GENIUS Act represents first step toward much-needed digital asset regulatory clarity in U.S.

For years, digital asset industry participants have pressed the federal government to establish a regulatory framework and provide the market with the clarity it needs to continue growing. This week, Congress took the first step toward delivering that clarity, passing a bill that reinforces requirements for permitted payment stablecoin issuers. The bill is just one piece in the broader U.S. digital asset regulatory puzzle that the industry hopes will soon be completed. 

Licensing pathways for stablecoin issuers 

Yesterday, one month after the Senate passed the bill, the House of Representatives passed the Guiding and Establishing National Innovation for U.S. Stablecoins Act, also known as the GENIUS Act. Today, President Trump signed the bill, which garnered bipartisan support in both legislative chambers. 

The GENIUS Act prohibits any person or entity other than a “permitted payment stablecoin issuer” from issuing payment stablecoins in the U.S. The bill outlines federal and state licensing pathways for entities seeking to become permitted issuers. 

Subsidiaries of entities insured by the Federal Deposit Insurance Corporation — known as insured depository institutions (IDIs) — along with nonbank entities, federal branches of foreign banks, and national banks not insured by the FDIC are eligible to be licensed as federal issuers. An IDI’s federal banking agency — which could be the FDIC or Federal Reserve — will serve as the primary regulator for any IDI subsidiaries that become permitted issuers. The Treasury Department’s Office of the Comptroller of the Currency will serve as the primary regulator for all other permitted federal issuers. 

Issuers with $10 billion or less in consolidated total outstanding stablecoins may pursue state-only regulatory licensing, provided that two conditions are met: 

  1. The state regulatory agency with primary regulatory and supervisory authority over payment stablecoin issuers certifies that its regulatory framework is “substantially similar” to the federal regime. 

  2. The newly formed Stablecoin Certification Review Committee (SCRC) — comprised of the treasury secretary and the chairs of the FDIC and the Federal Reserve — does not deny the certification within 30 days. 

A state-qualified issuer with more than $10 billion in consolidated total outstanding stablecoins must transition to federal oversight within 360 days of reaching this threshold. 

In order to offer, sell, or otherwise make available in the U.S. a payment stablecoin, a foreign issuer must: 

  1. Have the technological capability to comply, and will comply, with lawful orders to seize, freeze, burn, or prevent the transfer of outstanding stablecoins. 

  2. Be subject to a “comparable” regulatory regime, as determined by the treasury secretary upon a recommendation by each of the other members of the SCRC. 

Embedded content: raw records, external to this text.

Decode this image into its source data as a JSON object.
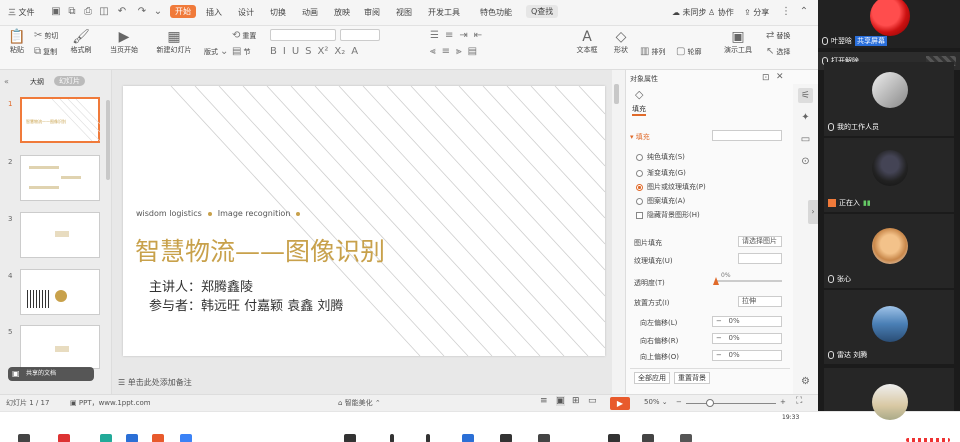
{
  "menu": {
    "file": "三 文件",
    "start": "开始",
    "tabs": [
      "插入",
      "设计",
      "切换",
      "动画",
      "放映",
      "审阅",
      "视图",
      "开发工具",
      "特色功能"
    ],
    "search": "Q查找",
    "sync": "未同步",
    "collab": "协作",
    "share": "分享"
  },
  "ribbon": {
    "cut": "剪切",
    "copy": "复制",
    "format_painter": "格式刷",
    "paste": "粘贴",
    "from_current": "当页开始",
    "new_slide": "新建幻灯片",
    "layout": "版式",
    "section": "节",
    "reset": "重置",
    "textbox": "文本框",
    "shape": "形状",
    "arrange": "排列",
    "outline": "轮廓",
    "presenter": "演示工具",
    "replace": "替换",
    "select": "选择"
  },
  "left": {
    "tab_outline": "大纲",
    "tab_slides": "幻灯片",
    "slide_numbers": [
      "1",
      "2",
      "3",
      "4",
      "5"
    ],
    "thumb_title": "智慧物流——图像识别",
    "sharing_badge": "共享的文档"
  },
  "slide": {
    "subtitle_en_1": "wisdom logistics",
    "subtitle_en_2": "Image recognition",
    "title": "智慧物流——图像识别",
    "speaker": "主讲人：郑腾鑫陵",
    "participants": "参与者：韩远旺 付嘉颖 袁鑫 刘腾",
    "notes_hint": "单击此处添加备注"
  },
  "pane": {
    "title": "对象属性",
    "tab_fill": "填充",
    "section_fill": "填充",
    "options": [
      "纯色填充(S)",
      "渐变填充(G)",
      "图片或纹理填充(P)",
      "图案填充(A)"
    ],
    "selected_option": "图片或纹理填充(P)",
    "hide_bg": "隐藏背景图形(H)",
    "picture_fill": "图片填充",
    "picture_fill_value": "请选择图片",
    "texture_fill": "纹理填充(U)",
    "transparency": "透明度(T)",
    "transparency_value": "0%",
    "placement": "放置方式(I)",
    "placement_value": "拉伸",
    "offset_left": "向左偏移(L)",
    "offset_right": "向右偏移(R)",
    "offset_up": "向上偏移(O)",
    "offset_value": "0%",
    "apply_all": "全部应用",
    "reset_bg": "重置背景"
  },
  "status": {
    "slide_count": "幻灯片 1 / 17",
    "theme": "PPT，www.1ppt.com",
    "beautify": "智能美化",
    "zoom": "50%",
    "time": "19:33"
  },
  "participants": [
    {
      "name": "叶翌晗",
      "note": "共享屏幕"
    },
    {
      "name": "打开解除",
      "note": ""
    },
    {
      "name": "我的工作人员",
      "note": ""
    },
    {
      "name": "正在入",
      "note": ""
    },
    {
      "name": "张心",
      "note": ""
    },
    {
      "name": "雷达 刘腾",
      "note": ""
    },
    {
      "name": "",
      "note": ""
    }
  ],
  "colors": {
    "accent": "#f07a3a",
    "title_gold": "#c8a14b",
    "dark_bg": "#1b1b1b"
  }
}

  3. Register with the OCC and be subject to OCC supervision. 

  4. Hold reserves in U.S. financial institutions sufficient to meet liquidity demands of U.S. customers. 

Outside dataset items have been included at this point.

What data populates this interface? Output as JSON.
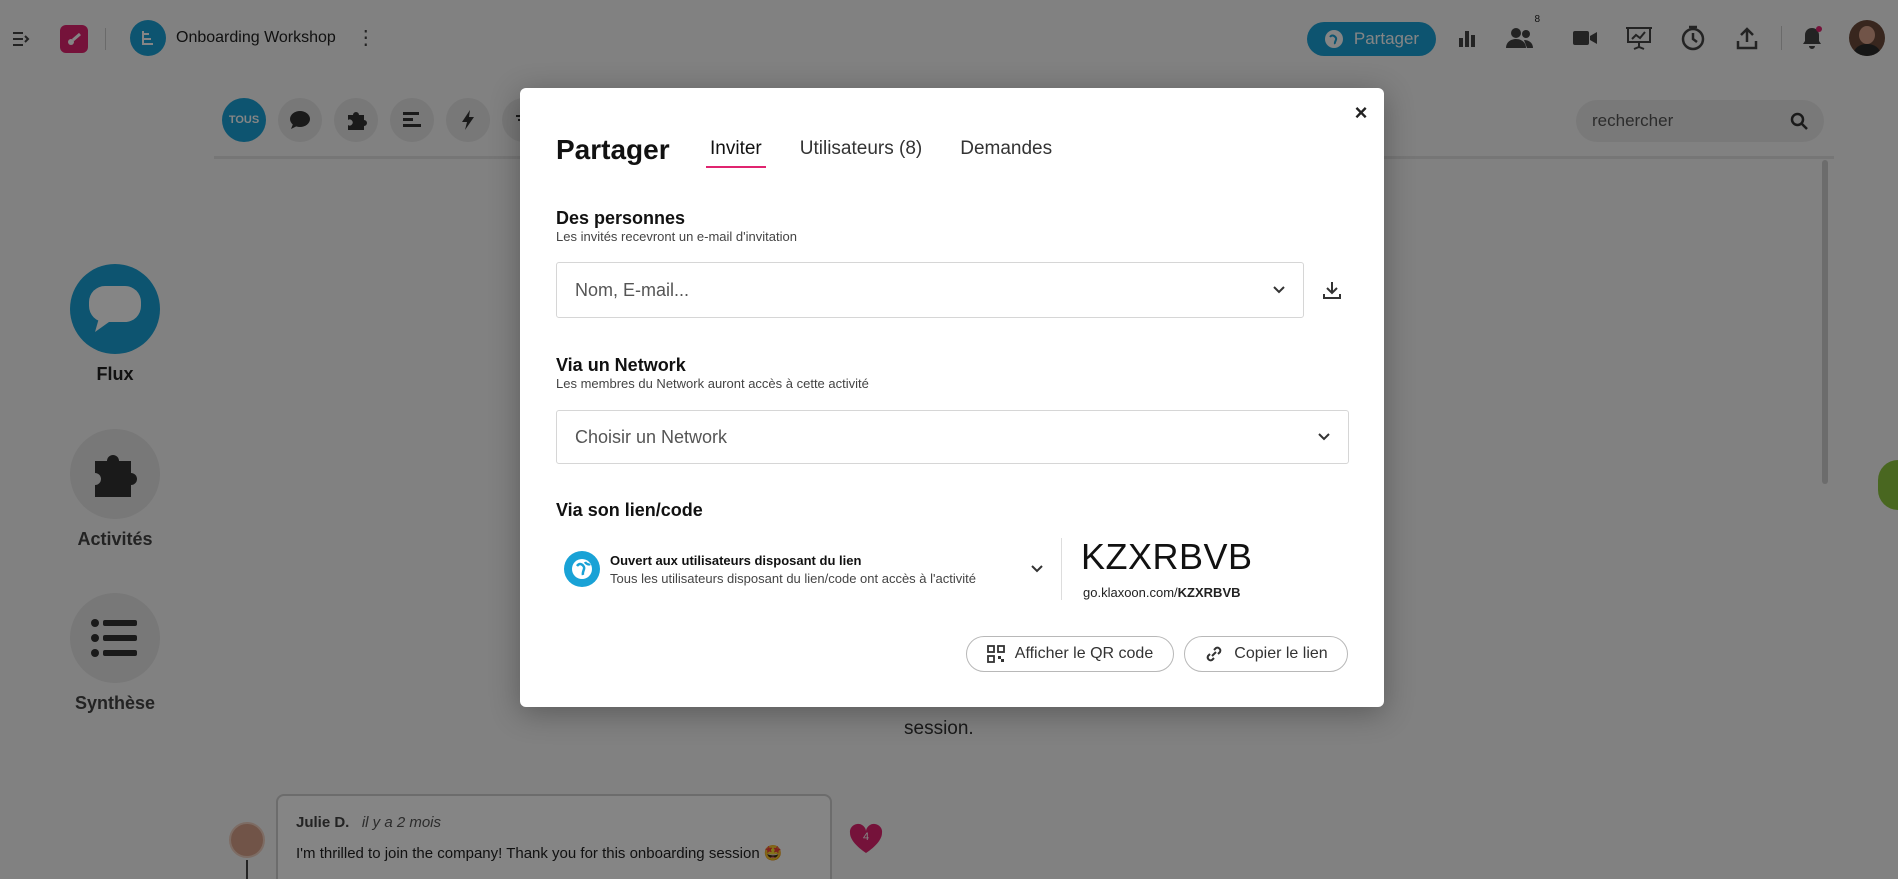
{
  "topbar": {
    "workshop_title": "Onboarding Workshop",
    "share_label": "Partager",
    "participants_count": "8"
  },
  "filters": {
    "all_label": "TOUS"
  },
  "search": {
    "placeholder": "rechercher"
  },
  "sidebar": {
    "items": [
      {
        "label": "Flux"
      },
      {
        "label": "Activités"
      },
      {
        "label": "Synthèse"
      }
    ]
  },
  "background": {
    "session_text": "session.",
    "comment": {
      "author": "Julie D.",
      "time": "il y a 2 mois",
      "message": "I'm thrilled to join the company! Thank you for this onboarding session 🤩",
      "likes": "4"
    }
  },
  "modal": {
    "title": "Partager",
    "tabs": [
      {
        "label": "Inviter",
        "active": true
      },
      {
        "label": "Utilisateurs (8)",
        "active": false
      },
      {
        "label": "Demandes",
        "active": false
      }
    ],
    "close_label": "×",
    "people": {
      "title": "Des personnes",
      "subtitle": "Les invités recevront un e-mail d'invitation",
      "placeholder": "Nom, E-mail..."
    },
    "network": {
      "title": "Via un Network",
      "subtitle": "Les membres du Network auront accès à cette activité",
      "placeholder": "Choisir un Network"
    },
    "link": {
      "title": "Via son lien/code",
      "access_title": "Ouvert aux utilisateurs disposant du lien",
      "access_subtitle": "Tous les utilisateurs disposant du lien/code ont accès à l'activité",
      "code": "KZXRBVB",
      "url_prefix": "go.klaxoon.com/",
      "url_code": "KZXRBVB",
      "qr_label": "Afficher le QR code",
      "copy_label": "Copier le lien"
    }
  },
  "colors": {
    "accent": "#19a2d6",
    "tab_underline": "#e0246f",
    "brand": "#e0246f"
  }
}
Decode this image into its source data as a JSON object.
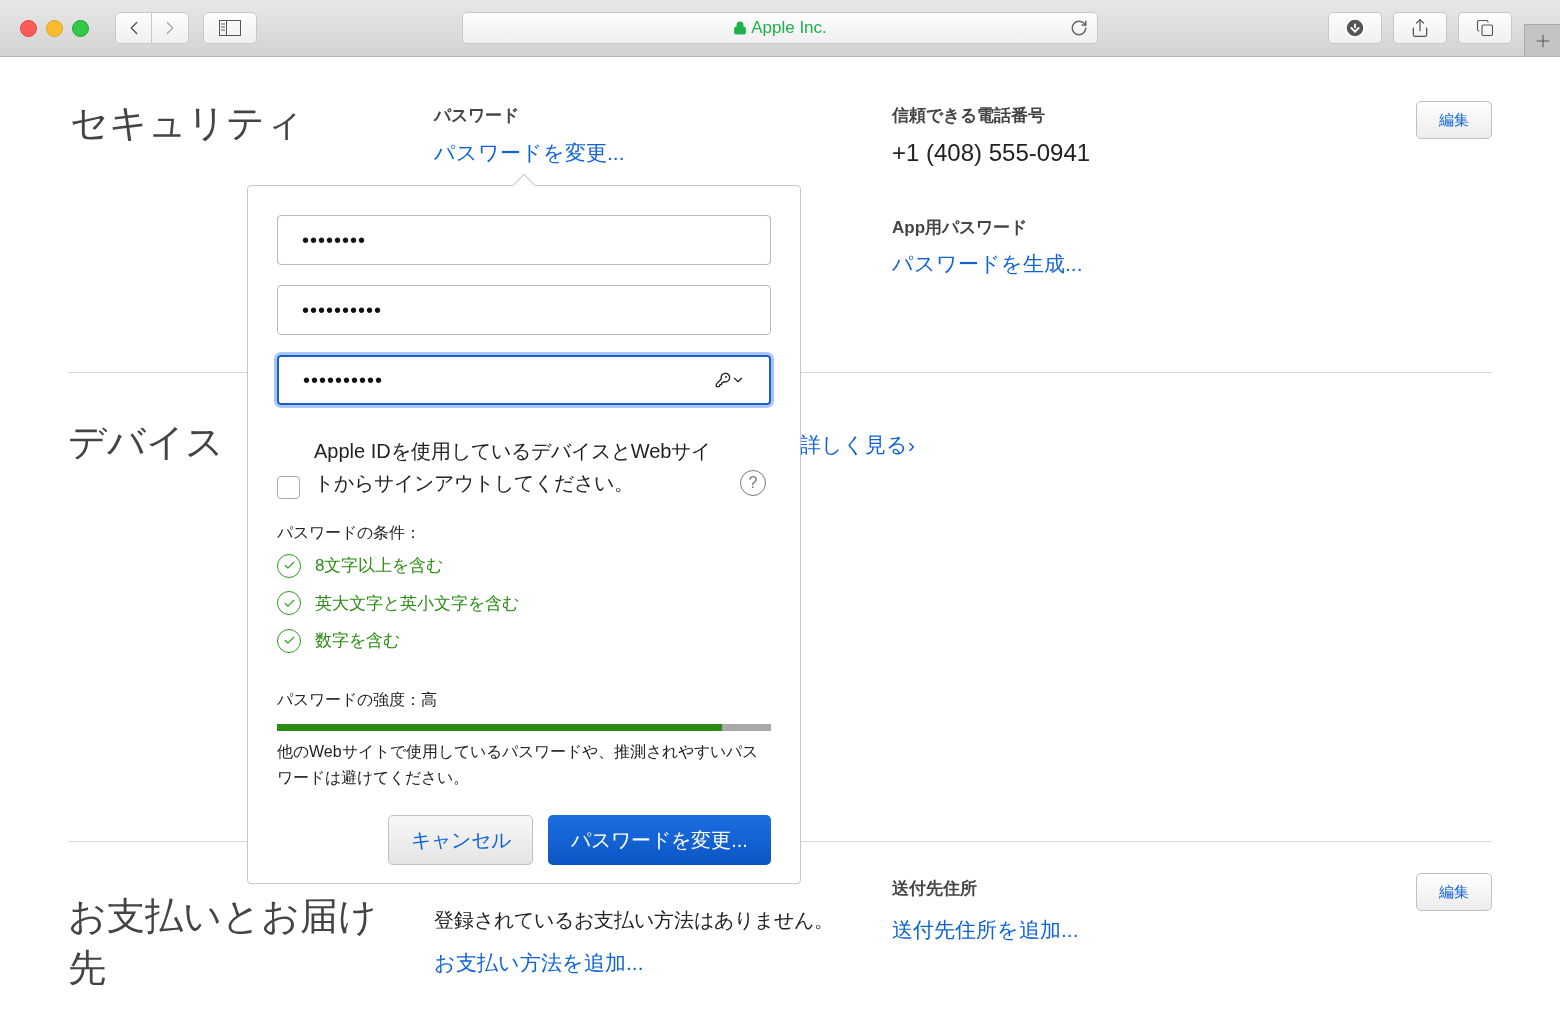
{
  "browser": {
    "address": "Apple Inc."
  },
  "security": {
    "heading": "セキュリティ",
    "password_label": "パスワード",
    "password_link": "パスワードを変更...",
    "phone_label": "信頼できる電話番号",
    "phone": "+1 (408) 555-0941",
    "app_password_label": "App用パスワード",
    "app_password_link": "パスワードを生成...",
    "edit_button": "編集"
  },
  "devices": {
    "heading": "デバイス",
    "more_link": "詳しく見る›"
  },
  "payment": {
    "heading": "お支払いとお届け先",
    "message": "登録されているお支払い方法はありません。",
    "add_payment_link": "お支払い方法を追加...",
    "shipping_label": "送付先住所",
    "shipping_link": "送付先住所を追加...",
    "edit_button": "編集"
  },
  "popover": {
    "fields": [
      {
        "value": "••••••••",
        "focused": false
      },
      {
        "value": "••••••••••",
        "focused": false
      },
      {
        "value": "••••••••••",
        "focused": true
      }
    ],
    "signout": {
      "checked": false,
      "text": "Apple IDを使用しているデバイスとWebサイトからサインアウトしてください。",
      "help": "?"
    },
    "requirements_title": "パスワードの条件：",
    "requirements": [
      {
        "text": "8文字以上を含む",
        "met": true
      },
      {
        "text": "英大文字と英小文字を含む",
        "met": true
      },
      {
        "text": "数字を含む",
        "met": true
      }
    ],
    "strength_label": "パスワードの強度：",
    "strength_value": "高",
    "strength": {
      "level": 0.9
    },
    "advice": "他のWebサイトで使用しているパスワードや、推測されやすいパスワードは避けてください。",
    "cancel_button": "キャンセル",
    "submit_button": "パスワードを変更..."
  }
}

  5. Not be domiciled and regulated in a jurisdiction subject to U.S. economic sanctions or determined by the treasury secretary to be a jurisdiction of primary money laundering concern. 

The GENIUS Act also mandates that payment stablecoins be backed on at least a one-to-one basis; in essence, this introduces a 100% reserve requirement. Reserves are limited to certain eligible asset types, including U.S. cash and currency, demand deposits at IDIs, and short-term Treasury bills. 

The bill will take effect 120 days after final regulations are issued or 18 months after its enactment, whichever comes first. 

What’s next? 

The GENIUS Act is a huge win for the digital asset space. The Act provides the comfort that many traditional financial institutions have been awaiting, and is expected to prompt more institutions to enter the stablecoin arena. And while its provisions are limited to stablecoin issuance, the bill is a first step towards greater regulatory clarity across the digital asset ecosystem — a significant development for the industry and those supporting it, including insurers. 

Entities seeking to become permitted stablecoin issuers should review the law’s provisions and work with their insurance brokers to inform underwriters of their plans. Be as transparent as possible regarding your regulatory journey — the more detail you provide to underwriters, the more engaged your underwriters will be. This can yield stronger partnerships, which can support better insurance outcomes today and in the future. 

Potential stablecoin issuers and others in the digital asset space should also watch for additional activity by Congress. On the same day the House passed the GENIUS Act, it also passed two other cryptocurrency-related bills: 

  • The Digital Asset Market Clarity Act (known as the CLARITY Act), which passed with bipartisan support, would establish that the Securities and Exchange Commission and Commodity Futures Trading Commission have jurisdiction over digital assets and define each regulator’s role. 

  • The Anti-CBDC Surveillance State Act, which narrowly passed the chamber, would prohibit any Federal Reserve bank from issuing a central bank digital currency. 

These two bills now go to the Senate, which has the opportunity to deliver additional regulatory clarity — a potential boon for the digital asset industry, financial institutions looking to enter the space, and the economy as a whole.